Da Windows und Linux mit RAM unterschiedlich umgehen, kann man das nicht 1:1 übertragen
 
@Amaoto
Er hat halt nicht kapiert, dass @apensler lediglich die Hardware Anforderungen wiedergab, die von den Ubuntu Entwicklern festgelegt worden waren. Vermutlich scheitert er an solchen Texten und interpretiert deshalb lediglich die Überschriften dieser Artikel völlig nach Gusto.
 
rulaman schrieb:
Bei mir braucht Win 11 38GB.
Das finde ich heftig. Ich habe auch ein paar Debian-VMs mit Gnome-Desktop, die haben nur 6GB Festplattenspeicher belegt.

Loopman schrieb:
Tatsächlich???? 64GB??? 😂
Schon vor über 15 Jahren waren hier alle Kisten im Büro mit entweder 120/240GB SSD oder 500GB HDD bestückt.

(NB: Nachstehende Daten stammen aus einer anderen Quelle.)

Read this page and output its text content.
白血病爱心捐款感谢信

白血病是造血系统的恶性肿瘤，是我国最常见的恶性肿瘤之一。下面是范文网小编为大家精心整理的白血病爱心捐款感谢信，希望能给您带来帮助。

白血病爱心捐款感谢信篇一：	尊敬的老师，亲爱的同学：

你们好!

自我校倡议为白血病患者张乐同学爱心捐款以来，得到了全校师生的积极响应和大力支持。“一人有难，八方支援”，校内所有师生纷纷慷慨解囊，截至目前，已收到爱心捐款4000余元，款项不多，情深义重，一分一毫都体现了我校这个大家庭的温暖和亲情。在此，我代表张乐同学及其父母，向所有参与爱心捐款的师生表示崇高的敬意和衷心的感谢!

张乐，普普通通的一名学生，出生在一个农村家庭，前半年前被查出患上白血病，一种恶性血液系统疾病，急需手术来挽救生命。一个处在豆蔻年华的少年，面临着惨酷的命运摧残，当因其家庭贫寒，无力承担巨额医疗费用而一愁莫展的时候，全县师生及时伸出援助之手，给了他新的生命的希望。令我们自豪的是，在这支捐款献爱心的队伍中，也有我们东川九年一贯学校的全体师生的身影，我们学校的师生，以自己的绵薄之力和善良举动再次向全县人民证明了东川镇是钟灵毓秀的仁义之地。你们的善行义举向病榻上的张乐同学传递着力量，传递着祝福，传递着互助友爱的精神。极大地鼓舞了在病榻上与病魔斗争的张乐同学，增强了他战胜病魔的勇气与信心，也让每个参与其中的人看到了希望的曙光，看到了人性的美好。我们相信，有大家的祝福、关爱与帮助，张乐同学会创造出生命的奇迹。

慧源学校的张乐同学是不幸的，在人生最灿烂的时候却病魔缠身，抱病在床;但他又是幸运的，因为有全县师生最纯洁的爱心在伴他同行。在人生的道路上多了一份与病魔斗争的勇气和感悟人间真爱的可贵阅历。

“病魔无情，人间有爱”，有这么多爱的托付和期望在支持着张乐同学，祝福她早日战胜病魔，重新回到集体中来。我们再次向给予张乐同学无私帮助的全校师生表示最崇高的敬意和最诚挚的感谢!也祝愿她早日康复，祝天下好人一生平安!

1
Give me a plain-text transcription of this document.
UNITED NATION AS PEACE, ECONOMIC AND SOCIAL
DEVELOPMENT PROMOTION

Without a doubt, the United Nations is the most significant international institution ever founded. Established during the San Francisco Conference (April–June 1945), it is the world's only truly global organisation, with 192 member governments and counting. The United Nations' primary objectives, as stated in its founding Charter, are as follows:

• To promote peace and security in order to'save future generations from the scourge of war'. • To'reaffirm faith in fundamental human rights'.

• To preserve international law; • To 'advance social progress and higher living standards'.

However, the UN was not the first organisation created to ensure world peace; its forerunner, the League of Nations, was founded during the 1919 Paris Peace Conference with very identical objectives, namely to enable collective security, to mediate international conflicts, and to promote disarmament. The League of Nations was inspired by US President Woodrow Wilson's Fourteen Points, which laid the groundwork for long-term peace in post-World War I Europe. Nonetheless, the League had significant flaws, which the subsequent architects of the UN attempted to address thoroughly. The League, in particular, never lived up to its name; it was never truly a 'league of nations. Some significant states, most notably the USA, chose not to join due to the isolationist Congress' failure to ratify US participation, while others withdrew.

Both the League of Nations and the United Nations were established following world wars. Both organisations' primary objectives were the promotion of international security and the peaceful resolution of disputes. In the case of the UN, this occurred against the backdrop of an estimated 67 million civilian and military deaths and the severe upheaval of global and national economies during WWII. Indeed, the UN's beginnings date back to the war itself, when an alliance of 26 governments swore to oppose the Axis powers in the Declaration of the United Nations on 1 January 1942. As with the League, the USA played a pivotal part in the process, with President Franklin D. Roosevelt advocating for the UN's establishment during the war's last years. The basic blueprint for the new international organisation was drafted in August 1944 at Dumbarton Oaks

Da sind die Anforderungen von 64GB natürlich schon ne Ansage...
Wenn man Office-PCs von der Stange kauft, um die professionell einzusetzen, dann ist da meist eine ausreichend große SSD drin.

Aber wenn man eine kosteneffiziente, skalierbare und sehr sichere Infrastruktur mit z.B. Thin Clients ohne eigene Festplatte hat, die auf Remote-Verbindungen zu VMs basiert, wie in größeren Firmen teilweise üblich, ist natürlich ein System, das 6x so viel Festplattenspeicher braucht, und mehr (ECC-)RAM braucht, ein unschöner Kostenfaktor, weil ein VM-Server dann z.B. 140.000€ statt 70.000€ kostet.